I was studying computer architectures and got to the Call Stack

I'm not following a programming course
My uni is more EE with lots of mathematics and a couple of CS courses

Think about the implementation here. How many pointers would you need to keep track of a queue? With a stack, it is just one. This is used so frequently, it's kept in a register, can you spare more registers to support a queue structure? Why wouldn't that be a good idea?
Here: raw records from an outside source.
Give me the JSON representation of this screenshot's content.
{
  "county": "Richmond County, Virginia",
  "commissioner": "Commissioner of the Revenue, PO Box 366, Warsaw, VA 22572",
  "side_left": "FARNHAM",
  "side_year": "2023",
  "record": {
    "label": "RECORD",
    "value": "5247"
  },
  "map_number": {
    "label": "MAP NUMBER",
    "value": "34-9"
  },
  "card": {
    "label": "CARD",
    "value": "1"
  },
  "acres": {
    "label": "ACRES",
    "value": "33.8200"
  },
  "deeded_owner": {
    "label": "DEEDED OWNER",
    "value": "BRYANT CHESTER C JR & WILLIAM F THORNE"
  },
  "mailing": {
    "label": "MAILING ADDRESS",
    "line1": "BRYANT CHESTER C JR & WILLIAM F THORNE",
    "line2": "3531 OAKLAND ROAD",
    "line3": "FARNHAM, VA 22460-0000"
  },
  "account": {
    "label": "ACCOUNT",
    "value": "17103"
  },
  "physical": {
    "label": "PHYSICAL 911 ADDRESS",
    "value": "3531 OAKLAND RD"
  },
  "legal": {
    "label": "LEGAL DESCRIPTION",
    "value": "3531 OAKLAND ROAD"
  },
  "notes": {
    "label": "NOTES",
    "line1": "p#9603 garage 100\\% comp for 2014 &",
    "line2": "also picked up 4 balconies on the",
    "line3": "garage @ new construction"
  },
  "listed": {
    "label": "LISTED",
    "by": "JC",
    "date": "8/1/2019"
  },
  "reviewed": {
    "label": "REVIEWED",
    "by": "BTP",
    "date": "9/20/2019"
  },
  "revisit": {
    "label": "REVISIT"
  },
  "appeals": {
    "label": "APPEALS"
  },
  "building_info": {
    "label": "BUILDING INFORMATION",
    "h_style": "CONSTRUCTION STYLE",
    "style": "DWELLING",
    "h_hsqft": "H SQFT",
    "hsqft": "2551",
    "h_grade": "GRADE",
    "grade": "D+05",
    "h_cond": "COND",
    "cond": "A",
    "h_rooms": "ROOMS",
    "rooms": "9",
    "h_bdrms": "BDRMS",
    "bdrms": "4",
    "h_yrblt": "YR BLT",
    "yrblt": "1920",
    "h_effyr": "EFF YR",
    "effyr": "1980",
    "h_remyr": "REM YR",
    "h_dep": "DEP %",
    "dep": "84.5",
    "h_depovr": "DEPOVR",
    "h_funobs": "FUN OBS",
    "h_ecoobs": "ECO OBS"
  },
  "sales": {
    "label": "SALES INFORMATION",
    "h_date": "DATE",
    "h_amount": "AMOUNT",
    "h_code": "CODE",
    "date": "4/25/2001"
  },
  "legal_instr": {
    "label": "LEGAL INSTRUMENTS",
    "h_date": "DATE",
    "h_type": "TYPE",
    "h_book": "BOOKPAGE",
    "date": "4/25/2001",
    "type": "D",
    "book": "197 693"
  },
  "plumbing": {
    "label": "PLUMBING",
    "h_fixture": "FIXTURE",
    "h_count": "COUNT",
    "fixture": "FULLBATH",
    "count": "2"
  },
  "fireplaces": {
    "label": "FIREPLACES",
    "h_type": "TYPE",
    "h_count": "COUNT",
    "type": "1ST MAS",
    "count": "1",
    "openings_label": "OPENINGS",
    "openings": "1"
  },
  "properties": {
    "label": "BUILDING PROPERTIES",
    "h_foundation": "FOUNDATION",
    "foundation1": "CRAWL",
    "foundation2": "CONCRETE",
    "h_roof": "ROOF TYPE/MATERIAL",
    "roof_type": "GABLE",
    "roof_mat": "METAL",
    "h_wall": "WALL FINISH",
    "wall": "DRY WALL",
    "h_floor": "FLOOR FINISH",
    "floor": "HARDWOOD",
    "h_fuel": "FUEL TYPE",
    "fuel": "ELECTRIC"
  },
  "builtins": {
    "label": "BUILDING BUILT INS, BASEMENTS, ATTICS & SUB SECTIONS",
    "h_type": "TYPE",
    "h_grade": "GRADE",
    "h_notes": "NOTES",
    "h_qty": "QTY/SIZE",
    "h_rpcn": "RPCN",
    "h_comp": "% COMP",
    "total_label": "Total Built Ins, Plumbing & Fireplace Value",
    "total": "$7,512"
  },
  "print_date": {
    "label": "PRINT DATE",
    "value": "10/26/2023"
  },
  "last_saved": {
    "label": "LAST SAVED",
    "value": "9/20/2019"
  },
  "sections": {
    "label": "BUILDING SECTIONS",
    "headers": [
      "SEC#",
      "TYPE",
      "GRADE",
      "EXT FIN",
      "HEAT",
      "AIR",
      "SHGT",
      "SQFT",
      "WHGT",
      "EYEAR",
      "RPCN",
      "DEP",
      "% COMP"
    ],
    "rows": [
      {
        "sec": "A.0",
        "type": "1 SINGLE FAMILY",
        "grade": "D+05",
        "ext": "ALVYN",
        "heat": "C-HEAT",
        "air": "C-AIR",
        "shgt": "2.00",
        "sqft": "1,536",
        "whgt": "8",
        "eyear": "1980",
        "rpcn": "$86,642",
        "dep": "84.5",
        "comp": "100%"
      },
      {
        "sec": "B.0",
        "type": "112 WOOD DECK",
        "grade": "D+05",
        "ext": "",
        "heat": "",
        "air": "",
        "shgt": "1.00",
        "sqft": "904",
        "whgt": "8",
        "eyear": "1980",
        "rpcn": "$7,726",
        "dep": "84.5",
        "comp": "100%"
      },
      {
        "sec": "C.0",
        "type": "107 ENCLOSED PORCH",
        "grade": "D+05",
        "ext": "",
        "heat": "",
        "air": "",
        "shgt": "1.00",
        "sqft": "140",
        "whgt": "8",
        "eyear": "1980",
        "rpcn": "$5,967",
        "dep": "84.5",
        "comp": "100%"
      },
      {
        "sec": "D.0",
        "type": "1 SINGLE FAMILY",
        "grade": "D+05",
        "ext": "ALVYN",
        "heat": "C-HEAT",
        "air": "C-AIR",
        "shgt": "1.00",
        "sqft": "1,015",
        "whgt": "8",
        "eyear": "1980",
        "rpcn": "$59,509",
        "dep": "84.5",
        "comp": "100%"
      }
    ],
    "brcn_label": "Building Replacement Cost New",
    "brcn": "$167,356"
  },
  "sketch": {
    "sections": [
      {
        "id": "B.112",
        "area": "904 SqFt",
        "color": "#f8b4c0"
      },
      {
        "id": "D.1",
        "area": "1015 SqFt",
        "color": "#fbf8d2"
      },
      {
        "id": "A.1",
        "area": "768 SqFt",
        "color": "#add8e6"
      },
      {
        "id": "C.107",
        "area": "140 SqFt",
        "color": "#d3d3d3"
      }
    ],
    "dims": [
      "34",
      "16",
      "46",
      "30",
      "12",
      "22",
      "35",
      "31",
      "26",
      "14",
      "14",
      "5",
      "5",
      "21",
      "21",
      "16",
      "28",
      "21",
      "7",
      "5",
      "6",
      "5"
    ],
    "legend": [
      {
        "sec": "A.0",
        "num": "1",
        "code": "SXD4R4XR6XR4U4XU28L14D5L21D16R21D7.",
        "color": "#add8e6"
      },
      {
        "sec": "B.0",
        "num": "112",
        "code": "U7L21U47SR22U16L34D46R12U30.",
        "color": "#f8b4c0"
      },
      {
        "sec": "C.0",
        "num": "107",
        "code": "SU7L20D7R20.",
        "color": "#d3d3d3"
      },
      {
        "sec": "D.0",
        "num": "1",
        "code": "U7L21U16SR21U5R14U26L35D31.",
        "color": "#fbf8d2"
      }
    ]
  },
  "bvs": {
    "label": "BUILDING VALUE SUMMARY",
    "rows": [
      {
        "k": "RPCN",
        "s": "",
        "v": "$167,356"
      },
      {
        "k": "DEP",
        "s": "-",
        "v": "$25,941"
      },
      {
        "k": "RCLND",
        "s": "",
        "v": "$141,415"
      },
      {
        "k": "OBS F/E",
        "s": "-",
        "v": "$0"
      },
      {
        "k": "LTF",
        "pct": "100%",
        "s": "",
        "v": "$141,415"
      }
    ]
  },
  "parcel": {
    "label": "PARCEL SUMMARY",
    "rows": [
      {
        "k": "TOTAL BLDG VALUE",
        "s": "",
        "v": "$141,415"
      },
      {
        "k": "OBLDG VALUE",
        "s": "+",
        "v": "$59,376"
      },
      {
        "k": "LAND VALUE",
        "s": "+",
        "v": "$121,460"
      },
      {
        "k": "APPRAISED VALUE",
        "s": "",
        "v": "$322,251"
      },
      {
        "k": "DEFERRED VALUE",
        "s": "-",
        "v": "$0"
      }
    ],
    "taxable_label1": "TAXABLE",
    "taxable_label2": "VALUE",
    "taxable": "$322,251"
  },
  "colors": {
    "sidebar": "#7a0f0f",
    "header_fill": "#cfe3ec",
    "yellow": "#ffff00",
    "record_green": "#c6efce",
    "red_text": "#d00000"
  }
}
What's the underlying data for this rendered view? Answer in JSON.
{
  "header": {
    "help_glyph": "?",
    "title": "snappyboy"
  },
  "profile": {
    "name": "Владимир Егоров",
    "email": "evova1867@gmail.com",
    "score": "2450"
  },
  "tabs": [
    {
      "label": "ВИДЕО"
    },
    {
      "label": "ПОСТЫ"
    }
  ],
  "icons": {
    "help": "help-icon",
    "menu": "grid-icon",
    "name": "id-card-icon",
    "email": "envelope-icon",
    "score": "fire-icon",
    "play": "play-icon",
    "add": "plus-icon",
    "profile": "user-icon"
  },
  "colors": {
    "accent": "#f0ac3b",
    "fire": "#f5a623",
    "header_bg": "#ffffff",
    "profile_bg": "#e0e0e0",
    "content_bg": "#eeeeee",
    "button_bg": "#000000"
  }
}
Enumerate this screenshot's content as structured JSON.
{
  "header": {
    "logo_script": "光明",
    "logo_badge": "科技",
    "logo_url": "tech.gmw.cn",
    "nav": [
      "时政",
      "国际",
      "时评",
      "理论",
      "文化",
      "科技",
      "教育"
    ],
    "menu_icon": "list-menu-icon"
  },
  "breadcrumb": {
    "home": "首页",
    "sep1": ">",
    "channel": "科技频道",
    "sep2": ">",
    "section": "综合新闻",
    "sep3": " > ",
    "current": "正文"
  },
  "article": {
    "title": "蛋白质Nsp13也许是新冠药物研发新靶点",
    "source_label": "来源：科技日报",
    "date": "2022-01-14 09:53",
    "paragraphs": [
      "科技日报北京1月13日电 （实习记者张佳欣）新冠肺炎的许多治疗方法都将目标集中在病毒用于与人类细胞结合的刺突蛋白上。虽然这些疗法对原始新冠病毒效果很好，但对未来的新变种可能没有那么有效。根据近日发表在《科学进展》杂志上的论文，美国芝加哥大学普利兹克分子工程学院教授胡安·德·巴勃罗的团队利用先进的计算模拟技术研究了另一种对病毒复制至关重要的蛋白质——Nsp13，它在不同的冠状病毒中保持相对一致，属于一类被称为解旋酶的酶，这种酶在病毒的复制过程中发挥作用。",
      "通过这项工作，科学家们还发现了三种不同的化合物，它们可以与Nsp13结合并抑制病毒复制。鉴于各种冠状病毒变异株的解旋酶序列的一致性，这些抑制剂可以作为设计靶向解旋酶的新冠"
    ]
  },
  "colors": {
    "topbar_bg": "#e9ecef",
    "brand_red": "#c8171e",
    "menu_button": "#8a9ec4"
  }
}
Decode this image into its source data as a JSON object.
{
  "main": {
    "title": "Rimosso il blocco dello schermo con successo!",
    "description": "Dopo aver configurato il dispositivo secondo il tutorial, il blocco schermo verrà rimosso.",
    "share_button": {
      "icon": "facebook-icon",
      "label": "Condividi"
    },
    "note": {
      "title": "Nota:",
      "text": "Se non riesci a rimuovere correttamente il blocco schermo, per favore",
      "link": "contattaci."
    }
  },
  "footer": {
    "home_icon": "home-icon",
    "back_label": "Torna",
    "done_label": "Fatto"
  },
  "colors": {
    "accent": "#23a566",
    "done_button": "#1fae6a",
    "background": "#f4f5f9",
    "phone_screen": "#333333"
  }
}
Because you would have to waste cycles loading the register with the additional pointer?
Thanks for the help

still, if you understand how local declarment manages the memory, then you should automicatically understand why it is the way it is

More than that, it just doesn't make sense a to use a queue for function calls. Why would you want to remove the oldest part of the stack? You'd have nowhere to return to. I guess it could work if you used jumps everywhere instead of calls, but that would be pretty retarded, like only using goto's in C.

Well the fact that you have to waste a register is bad enough. The queue would give you no advantages at all, and many disadvantages. A key thing to remember is that just because things are thrown onto the stack in FIFO order, doesn't mean they cannot be accessed arbitrarily. There are memory fetch instructions built into the assembly language to fetch a location with offset.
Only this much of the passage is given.